Nov 4, 2004

chris works a lot of nights, so i spend a lot of evenings at home alone. this is good because i can watch as many 'sex and the city' episodes as i want to without being made fun of, but it's bad because, you know, chris isn't with me. sometimes i find myself talking aloud to myself when i'm alone, and this both scares and amuses me. "oh, jackie," i'll say as i flip through a magazine, "you have such lovely hands." then i'll thank myself and say, "please. you're much too much." i'll ask myself what i want to do next, i'll mutter quietly about a mustard stain on my socks ("how the hell did i get mustard there?") and while making dinner, i might pretend that i'm the star of my own cooking show, "microwaving for one."

last night, i did not want to microwave for one, so i thought i would order some food from the nearby family feedbag chain. i said to myself, i said, "you don't want to order just one meal, you'll look like you live alone with an apartment full of cats, like you're some batty old gal that talks to herself." so i had to peruse the online menu and order two meals. it started getting pricey when i considered to pretend like i was throwing a party for me, my husband, and our five children, so i did just stop at that one extra meal. i went to pick up my food and they made me sit at the bar to wait for my order to be completed. i made sure to check my watch frequently and huff with impatience as i fiddled with my engagement ring.

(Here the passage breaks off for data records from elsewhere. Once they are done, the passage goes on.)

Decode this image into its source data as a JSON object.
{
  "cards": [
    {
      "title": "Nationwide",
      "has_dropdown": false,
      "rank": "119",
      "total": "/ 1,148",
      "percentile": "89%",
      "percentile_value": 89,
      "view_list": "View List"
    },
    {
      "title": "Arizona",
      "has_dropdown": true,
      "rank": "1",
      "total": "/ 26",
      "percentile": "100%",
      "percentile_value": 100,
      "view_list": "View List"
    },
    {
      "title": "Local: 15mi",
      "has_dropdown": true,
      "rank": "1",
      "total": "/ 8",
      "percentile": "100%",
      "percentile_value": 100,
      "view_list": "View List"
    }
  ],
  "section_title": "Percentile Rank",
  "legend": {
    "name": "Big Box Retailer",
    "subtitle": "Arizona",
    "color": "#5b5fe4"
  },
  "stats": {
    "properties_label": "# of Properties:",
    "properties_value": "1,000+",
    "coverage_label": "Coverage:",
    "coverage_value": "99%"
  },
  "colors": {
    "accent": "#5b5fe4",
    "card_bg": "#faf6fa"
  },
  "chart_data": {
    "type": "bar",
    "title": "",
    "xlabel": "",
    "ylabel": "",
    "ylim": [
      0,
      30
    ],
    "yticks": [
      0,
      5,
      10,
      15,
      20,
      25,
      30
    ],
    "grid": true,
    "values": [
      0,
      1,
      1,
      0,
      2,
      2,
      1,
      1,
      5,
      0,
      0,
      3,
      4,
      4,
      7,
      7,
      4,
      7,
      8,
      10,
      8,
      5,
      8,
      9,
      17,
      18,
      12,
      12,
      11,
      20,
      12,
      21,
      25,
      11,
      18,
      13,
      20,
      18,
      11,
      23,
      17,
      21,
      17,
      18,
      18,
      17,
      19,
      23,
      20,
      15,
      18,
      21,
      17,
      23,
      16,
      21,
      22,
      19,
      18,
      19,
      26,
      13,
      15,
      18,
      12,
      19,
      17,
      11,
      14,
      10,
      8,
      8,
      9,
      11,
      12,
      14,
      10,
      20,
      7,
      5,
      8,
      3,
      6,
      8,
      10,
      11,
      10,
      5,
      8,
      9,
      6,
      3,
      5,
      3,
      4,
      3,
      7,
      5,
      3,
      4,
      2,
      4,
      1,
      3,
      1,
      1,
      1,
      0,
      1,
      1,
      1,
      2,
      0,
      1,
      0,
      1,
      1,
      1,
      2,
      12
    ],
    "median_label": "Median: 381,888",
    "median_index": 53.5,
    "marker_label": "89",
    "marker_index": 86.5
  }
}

there was a lone guy at the bar, nursing a beer and watching a tv show involving men in ties discussing other men in ties. he was not afraid to sit there by himself. but me? i would have died. it's one thing to sit somewhere and have coffee alone, but dinner? drinks? i haven't yet matured to that level.

at home, i put one entree in the refrigerator and ate my other entree in front of my own tv. "no men in ties here," i remarked to myself. "just four women in new york badmouthing toxic bachelors."